Recreational lobster diving can actually be done in shallower water by snorkeling, which is how I do it most of the time. Even without all the scuba equipment, the sport can still be expensive. Normally you have to go somewhere away from your home/work in order to do it. You either need to have a boat or know an accomplice with one. Then you have to spend money on the boat's fuel and anything that breaks in it. If you are going for more than one day, then you need a place to stay (which will more than likely make you shell out some dough). The legal limit is 6 lobsters per person per day. That means that even if you find a nice spot with 200 lobsters in it, you can only take 6 of them until tomorrow. After you add up all the costs, it turns out that the lobster sold in stores is actually cheaper. Just leave the work to professionals and the market system to leave you with high quality lobster...and you don't even have to risk swimming with sharks to get it.
For some reason, I have the perception that most people think highly of lobster. It's a great meat, and a little expensive. Refined. Tasty. Desirable.

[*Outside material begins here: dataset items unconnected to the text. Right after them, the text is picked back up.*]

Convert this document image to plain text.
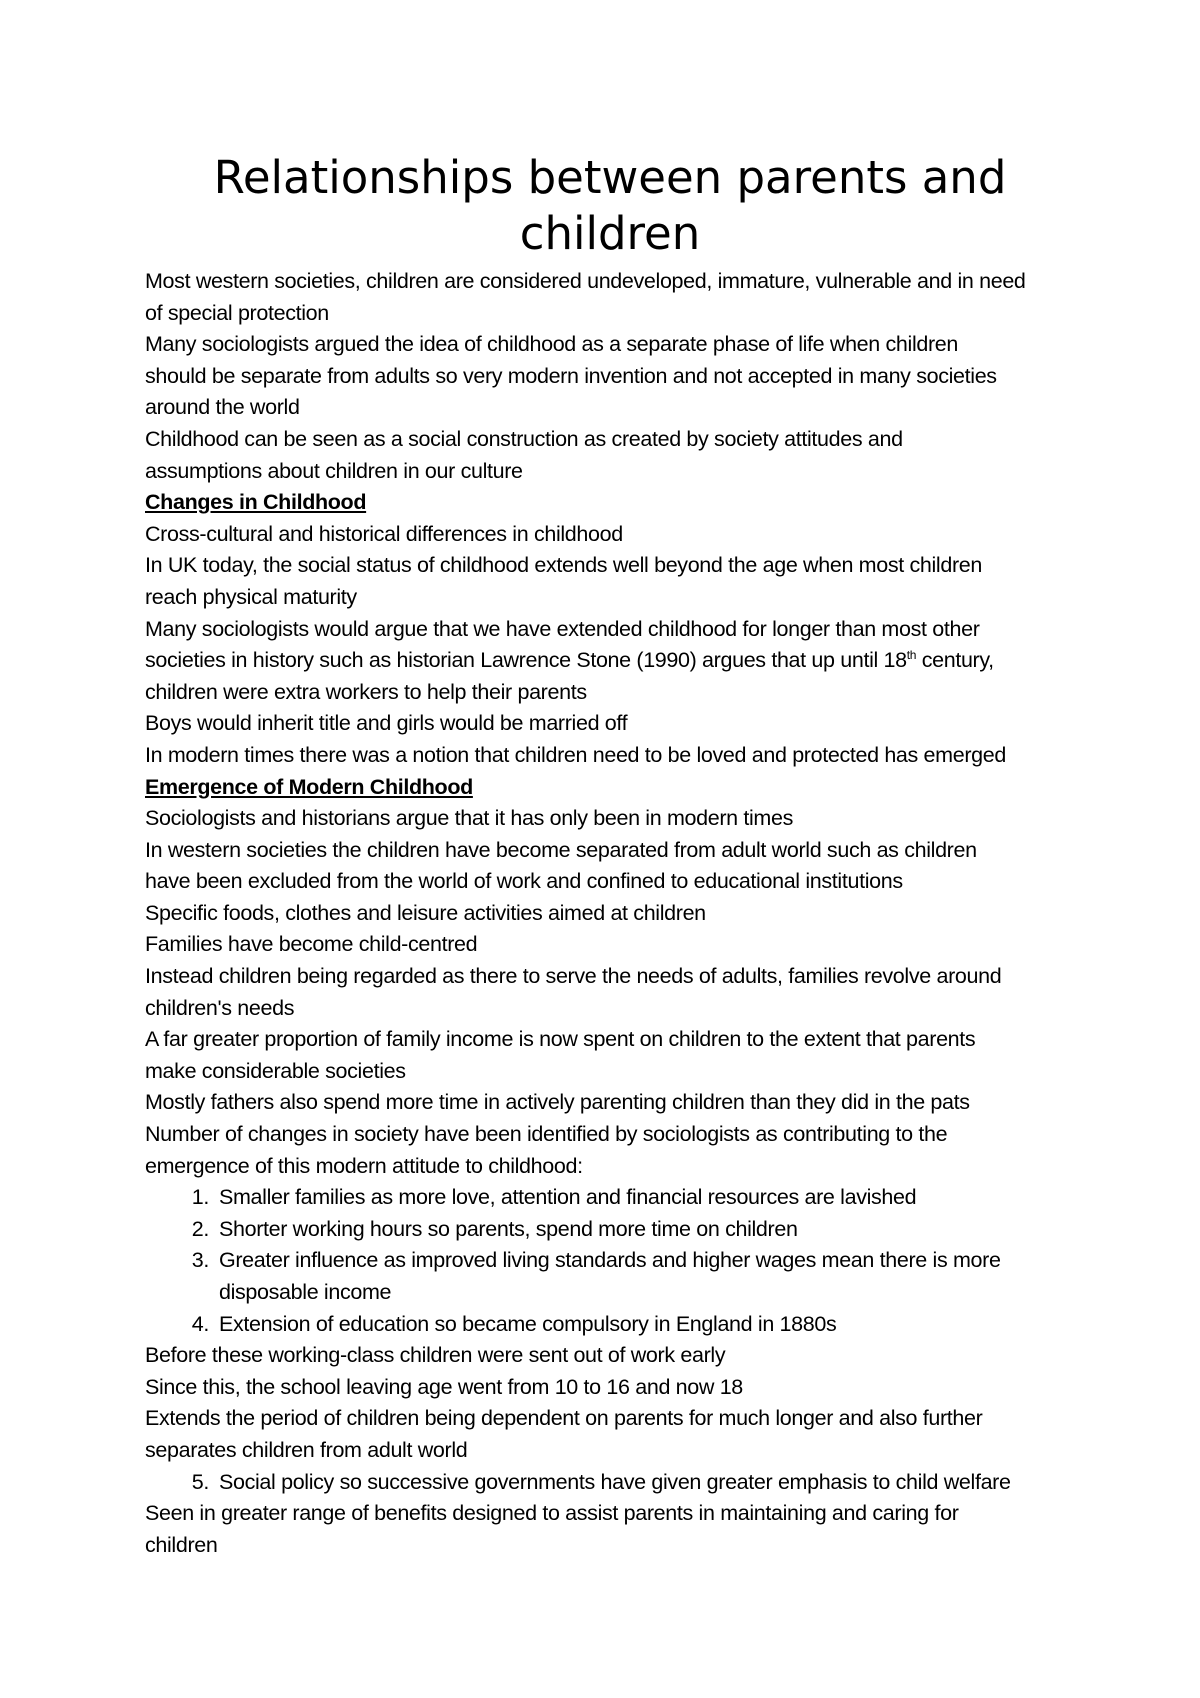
Relationships between parents and
children

Most western societies, children are considered undeveloped, immature, vulnerable and in need

of special protection

Many sociologists argued the idea of childhood as a separate phase of life when children

should be separate from adults so very modern invention and not accepted in many societies

around the world

Childhood can be seen as a social construction as created by society attitudes and

assumptions about children in our culture

Changes in Childhood

Cross-cultural and historical differences in childhood

In UK today, the social status of childhood extends well beyond the age when most children

reach physical maturity

Many sociologists would argue that we have extended childhood for longer than most other

societies in history such as historian Lawrence Stone (1990) argues that up until 18th century,

children were extra workers to help their parents

Boys would inherit title and girls would be married off

In modern times there was a notion that children need to be loved and protected has emerged

Emergence of Modern Childhood

Sociologists and historians argue that it has only been in modern times

In western societies the children have become separated from adult world such as children

have been excluded from the world of work and confined to educational institutions

Specific foods, clothes and leisure activities aimed at children

Families have become child-centred

Instead children being regarded as there to serve the needs of adults, families revolve around

children's needs

A far greater proportion of family income is now spent on children to the extent that parents

make considerable societies

Mostly fathers also spend more time in actively parenting children than they did in the pats

Number of changes in society have been identified by sociologists as contributing to the

emergence of this modern attitude to childhood:

1. Smaller families as more love, attention and financial resources are lavished

2. Shorter working hours so parents, spend more time on children

3. Greater influence as improved living standards and higher wages mean there is more

disposable income

4. Extension of education so became compulsory in England in 1880s

Before these working-class children were sent out of work early

Since this, the school leaving age went from 10 to 16 and now 18

Extends the period of children being dependent on parents for much longer and also further

separates children from adult world

5. Social policy so successive governments have given greater emphasis to child welfare

Seen in greater range of benefits designed to assist parents in maintaining and caring for

children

How is lobster diving like getting freaky? Most people value sex...some of them might value it a little too much (I think they omit some of the costs in their mental cost-benefit analysis). People spend a lot of money (AND OPPORTUNITY COST) in order to get other people to get them off. Men will take women out to nice restaurants, buy them shiny rocks, and all kinds of other stuff in an effort to persuade the women to give it up. Turns out that it's probably cheaper to hire a professional prostitute. This leads me to the conclusion that there MUST be some other benefit to having a girlfriend/wife/hook-up provide the desired service rather than a random (or maybe not so random) whore.
Conclusion: something about the hunt, the challenge, the possible elusiveness of lobster (or chocha) makes the ones you catch yourself taste even better. Overall, they're worth more. One reason might be because you hand-selected your own catch.